Une pétition de médecins généralistes contre les actes médicaux inutiles et une demande de la CNAM d'augmenter le nombre horaire de consultations en médecine générale : un système à bout de souffle qui cherche des solutions.

Soyons solidaires du collectif de médecins généralistes qui réclame aux pouvoirs publics des solutions pour réduire le consumérisme d'actes médicaux inutiles. Ce collectif et les syndicats des médecins libéraux s'opposent à l'Assurance maladie qui demande aux médecins généralistes d'augmenter la cadence des consultations médicales de soin primaire de 3 à 6 par heure grâce à l'aide temporelle (mais aussi temporaire) qu'apporteraient les 4000 assistants médicaux du plan gouvernemental "Ma santé en 2022".  

Le temps moyen d'une consultation médicale en France est régulièrement évalué par l'Assurance maladie. Il est aujourd'hui de 17 min et tend à progresser depuis 10 ans (14 min en 2009). Un médecin en réalise en moyenne 3 par heure, s'il veut tenir les horaires de ses rendez-vous et en moyenne  22 /jour.

https://www.lequotidiendumedecin.fr/actualites/article/2017/05/02/22-consultations-par-jour-de-17-minutes-en-moyenne-comment-travaillent-les-generalistes_847151. 

 L'analyse des pratiques professionnelles en médecine générale d'un groupe de 18 pays représentatifs de 50 % des pays pauvres et riches du monde montre une durée moyenne de la consultation de médecine générale de 5 mn allant de 48 secondes (Bangladesh) à 22,5 min (Suède), en passant par 8 mn en Allemagne et 9 mn au Royaume-Uni. Dans ces deux pays européens, la consultation est préparée par une infirmière de niveau master.

https://www.prevention-medicale.org/Actualites-et-revues-de-presse/Toutes-les-actualites/Medecin/duree-consultation-medecine-generale 

L'Assurance maladie française demande aujourd'hui aux médecins généralistes, en échange de l'aide financière publique apportée par les postes d'assistants médicaux, d'augmenter la cadence de 3 à 6 consultations par heure, soit une consultation toutes les 10 mn, préalablement préparée par un assistant médical.

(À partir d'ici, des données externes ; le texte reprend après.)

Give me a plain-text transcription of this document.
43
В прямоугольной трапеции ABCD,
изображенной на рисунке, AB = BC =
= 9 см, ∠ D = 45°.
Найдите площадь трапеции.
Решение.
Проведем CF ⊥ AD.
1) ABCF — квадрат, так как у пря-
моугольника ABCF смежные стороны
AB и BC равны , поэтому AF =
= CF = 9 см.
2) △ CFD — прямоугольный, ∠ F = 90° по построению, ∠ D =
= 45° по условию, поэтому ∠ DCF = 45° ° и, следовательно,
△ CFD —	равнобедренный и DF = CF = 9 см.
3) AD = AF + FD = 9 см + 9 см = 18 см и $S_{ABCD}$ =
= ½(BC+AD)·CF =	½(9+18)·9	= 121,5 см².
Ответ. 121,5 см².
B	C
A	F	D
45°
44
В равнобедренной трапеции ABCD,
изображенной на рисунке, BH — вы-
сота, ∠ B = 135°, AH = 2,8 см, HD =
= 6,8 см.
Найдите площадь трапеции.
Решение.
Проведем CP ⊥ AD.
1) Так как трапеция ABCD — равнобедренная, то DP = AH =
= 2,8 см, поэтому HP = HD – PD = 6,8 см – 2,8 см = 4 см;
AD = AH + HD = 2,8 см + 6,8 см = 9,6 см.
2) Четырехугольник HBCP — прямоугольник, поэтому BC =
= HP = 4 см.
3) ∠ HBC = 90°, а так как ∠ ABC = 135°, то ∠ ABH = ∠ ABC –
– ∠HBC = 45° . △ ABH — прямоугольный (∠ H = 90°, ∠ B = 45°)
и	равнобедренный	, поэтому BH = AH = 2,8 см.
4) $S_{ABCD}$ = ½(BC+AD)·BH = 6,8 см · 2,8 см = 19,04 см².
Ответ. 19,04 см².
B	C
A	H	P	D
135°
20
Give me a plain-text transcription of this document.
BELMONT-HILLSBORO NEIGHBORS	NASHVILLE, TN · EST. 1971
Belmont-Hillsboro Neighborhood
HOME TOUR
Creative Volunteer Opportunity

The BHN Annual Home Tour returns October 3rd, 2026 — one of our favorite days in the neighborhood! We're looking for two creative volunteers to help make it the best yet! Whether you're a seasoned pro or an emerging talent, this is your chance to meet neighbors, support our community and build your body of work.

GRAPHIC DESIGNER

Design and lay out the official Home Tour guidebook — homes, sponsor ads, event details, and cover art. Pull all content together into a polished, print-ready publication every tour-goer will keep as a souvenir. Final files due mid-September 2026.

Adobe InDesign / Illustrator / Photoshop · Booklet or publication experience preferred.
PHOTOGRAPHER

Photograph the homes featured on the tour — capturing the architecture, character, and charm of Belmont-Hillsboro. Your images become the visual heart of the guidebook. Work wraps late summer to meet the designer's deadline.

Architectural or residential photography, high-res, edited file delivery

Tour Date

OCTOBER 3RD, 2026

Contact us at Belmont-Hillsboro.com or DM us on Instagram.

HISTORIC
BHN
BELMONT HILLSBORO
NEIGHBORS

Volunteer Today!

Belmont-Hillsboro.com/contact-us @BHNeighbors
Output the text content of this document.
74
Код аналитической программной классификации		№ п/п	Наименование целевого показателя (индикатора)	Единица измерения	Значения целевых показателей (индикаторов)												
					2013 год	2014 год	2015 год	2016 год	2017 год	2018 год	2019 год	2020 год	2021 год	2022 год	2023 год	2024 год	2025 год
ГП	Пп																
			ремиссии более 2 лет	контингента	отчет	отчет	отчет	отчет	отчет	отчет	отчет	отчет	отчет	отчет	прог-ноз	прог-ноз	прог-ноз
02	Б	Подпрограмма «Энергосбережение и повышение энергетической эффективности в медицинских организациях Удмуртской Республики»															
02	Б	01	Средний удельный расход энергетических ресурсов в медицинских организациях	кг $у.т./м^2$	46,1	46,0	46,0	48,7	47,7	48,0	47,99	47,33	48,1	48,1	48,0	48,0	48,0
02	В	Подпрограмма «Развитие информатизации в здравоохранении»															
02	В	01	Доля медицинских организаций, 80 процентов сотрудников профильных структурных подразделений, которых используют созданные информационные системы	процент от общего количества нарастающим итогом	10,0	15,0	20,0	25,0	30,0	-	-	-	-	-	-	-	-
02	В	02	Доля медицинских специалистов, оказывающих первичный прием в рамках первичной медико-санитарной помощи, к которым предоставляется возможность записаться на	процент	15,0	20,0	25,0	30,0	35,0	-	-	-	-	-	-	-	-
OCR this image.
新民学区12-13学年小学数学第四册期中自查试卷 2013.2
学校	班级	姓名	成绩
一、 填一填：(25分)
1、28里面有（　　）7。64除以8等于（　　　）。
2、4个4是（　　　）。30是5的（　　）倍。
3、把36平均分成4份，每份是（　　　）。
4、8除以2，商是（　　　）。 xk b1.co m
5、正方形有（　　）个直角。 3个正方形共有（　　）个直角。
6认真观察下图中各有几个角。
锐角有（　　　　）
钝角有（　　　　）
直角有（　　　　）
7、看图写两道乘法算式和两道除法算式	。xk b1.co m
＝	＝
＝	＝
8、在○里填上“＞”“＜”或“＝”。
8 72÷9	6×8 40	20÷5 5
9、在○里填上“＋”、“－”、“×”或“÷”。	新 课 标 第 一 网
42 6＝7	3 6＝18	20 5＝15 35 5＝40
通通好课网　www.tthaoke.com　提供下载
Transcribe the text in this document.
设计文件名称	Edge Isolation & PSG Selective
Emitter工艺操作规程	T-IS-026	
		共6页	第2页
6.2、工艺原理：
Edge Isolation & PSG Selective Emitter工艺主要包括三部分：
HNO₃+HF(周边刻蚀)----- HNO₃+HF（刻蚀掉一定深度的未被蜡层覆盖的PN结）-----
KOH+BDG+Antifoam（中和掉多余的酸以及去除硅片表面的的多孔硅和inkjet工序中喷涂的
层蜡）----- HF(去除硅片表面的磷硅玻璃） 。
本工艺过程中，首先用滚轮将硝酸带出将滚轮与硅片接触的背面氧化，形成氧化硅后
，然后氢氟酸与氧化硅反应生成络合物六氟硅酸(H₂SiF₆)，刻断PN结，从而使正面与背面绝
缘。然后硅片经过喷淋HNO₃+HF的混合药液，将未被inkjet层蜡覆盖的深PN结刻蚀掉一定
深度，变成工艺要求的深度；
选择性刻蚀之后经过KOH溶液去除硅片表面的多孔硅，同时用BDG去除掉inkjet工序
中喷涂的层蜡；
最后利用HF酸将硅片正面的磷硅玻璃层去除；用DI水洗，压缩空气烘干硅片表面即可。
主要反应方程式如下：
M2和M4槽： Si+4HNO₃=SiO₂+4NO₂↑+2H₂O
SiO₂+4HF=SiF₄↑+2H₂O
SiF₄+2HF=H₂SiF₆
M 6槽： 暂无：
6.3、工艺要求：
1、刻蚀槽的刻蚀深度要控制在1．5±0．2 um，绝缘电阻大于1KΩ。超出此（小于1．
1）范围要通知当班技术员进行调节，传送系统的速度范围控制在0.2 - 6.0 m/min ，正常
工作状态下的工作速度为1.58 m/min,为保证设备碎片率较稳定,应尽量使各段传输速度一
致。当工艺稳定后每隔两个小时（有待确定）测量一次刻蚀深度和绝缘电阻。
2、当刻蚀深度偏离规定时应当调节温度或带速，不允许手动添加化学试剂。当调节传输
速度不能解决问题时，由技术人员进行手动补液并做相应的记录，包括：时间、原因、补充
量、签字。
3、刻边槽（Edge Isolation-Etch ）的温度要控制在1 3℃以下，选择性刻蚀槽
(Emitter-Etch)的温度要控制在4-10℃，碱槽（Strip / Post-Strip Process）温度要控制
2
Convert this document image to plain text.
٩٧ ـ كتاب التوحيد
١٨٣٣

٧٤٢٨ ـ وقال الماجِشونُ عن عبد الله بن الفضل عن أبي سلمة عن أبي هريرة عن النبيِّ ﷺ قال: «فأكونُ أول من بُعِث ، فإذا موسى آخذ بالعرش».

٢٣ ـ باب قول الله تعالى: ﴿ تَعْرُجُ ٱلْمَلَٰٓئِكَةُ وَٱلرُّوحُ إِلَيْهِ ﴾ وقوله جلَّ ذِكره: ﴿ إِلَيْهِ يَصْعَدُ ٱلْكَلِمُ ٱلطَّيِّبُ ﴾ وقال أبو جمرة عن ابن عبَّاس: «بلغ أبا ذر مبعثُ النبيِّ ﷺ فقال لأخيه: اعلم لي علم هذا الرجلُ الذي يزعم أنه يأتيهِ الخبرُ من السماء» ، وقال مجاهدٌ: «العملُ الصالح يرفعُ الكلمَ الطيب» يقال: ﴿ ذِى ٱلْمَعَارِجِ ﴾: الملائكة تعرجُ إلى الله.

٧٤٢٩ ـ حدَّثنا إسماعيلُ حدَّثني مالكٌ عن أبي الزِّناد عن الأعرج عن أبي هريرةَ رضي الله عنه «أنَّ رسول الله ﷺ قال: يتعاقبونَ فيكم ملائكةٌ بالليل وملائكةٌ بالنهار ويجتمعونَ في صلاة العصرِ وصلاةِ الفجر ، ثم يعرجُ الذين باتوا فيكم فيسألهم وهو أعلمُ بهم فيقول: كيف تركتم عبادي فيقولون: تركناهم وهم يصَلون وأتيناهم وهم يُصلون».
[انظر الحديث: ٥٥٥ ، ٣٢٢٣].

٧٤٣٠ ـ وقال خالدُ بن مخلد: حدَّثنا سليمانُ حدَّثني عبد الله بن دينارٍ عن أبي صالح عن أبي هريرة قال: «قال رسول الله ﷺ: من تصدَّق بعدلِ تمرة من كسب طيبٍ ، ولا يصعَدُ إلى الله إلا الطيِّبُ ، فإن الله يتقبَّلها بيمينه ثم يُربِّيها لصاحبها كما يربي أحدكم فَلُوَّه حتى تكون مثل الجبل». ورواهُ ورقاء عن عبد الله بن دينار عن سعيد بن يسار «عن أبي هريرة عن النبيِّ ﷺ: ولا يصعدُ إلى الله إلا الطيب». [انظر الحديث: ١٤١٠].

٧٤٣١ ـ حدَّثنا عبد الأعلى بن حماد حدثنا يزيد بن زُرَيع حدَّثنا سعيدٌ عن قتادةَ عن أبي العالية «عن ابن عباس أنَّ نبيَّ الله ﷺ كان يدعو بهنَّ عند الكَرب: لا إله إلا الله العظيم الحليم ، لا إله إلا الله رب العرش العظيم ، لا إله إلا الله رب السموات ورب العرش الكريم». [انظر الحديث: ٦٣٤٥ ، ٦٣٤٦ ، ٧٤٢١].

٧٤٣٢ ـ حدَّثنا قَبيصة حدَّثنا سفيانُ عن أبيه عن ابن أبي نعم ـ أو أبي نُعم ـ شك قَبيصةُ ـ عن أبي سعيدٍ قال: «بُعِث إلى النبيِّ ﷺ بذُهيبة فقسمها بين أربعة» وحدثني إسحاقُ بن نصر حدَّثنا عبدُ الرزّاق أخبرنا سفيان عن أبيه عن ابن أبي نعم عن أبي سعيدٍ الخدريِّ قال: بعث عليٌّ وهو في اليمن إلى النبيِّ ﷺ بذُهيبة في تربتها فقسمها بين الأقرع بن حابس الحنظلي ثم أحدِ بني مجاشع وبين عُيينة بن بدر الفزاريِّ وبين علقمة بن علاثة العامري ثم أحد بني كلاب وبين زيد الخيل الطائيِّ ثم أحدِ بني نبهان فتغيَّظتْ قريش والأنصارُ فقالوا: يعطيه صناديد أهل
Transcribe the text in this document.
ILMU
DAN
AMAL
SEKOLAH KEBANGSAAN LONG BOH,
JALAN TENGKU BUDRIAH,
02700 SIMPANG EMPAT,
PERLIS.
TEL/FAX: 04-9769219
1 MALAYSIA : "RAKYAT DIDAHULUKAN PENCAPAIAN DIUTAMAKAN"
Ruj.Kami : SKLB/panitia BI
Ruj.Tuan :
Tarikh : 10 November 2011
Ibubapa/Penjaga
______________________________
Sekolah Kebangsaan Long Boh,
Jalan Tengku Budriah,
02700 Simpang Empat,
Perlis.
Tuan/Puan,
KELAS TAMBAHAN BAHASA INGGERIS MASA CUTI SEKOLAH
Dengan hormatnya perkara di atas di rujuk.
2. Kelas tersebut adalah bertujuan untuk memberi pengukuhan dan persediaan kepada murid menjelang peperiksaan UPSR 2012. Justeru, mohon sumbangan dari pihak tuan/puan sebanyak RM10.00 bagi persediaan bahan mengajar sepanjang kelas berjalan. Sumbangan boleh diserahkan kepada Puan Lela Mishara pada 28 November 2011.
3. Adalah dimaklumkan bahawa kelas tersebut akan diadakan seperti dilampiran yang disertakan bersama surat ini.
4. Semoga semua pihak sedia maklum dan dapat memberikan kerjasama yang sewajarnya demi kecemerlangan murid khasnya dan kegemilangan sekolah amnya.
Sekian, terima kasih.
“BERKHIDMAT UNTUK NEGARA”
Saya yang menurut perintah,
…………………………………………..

Un article du Journal International de Médecine (JIM) résume la situation. Il explique les raisons du blocage des négociations actuelles entre la CNAM et les syndicats médicaux

http://www.jim.fr/medecin/pratique/recherche/e-docs/plutot_quune_augmentation_des_cadences_luttons_contre_les_consultations_inutiles_des_generalistes_lancent_une_petition__176263/document_actu_pro.phtml

 Une vision "hors sol" de la CNAM pour améliorer l'accès aux soins primaires.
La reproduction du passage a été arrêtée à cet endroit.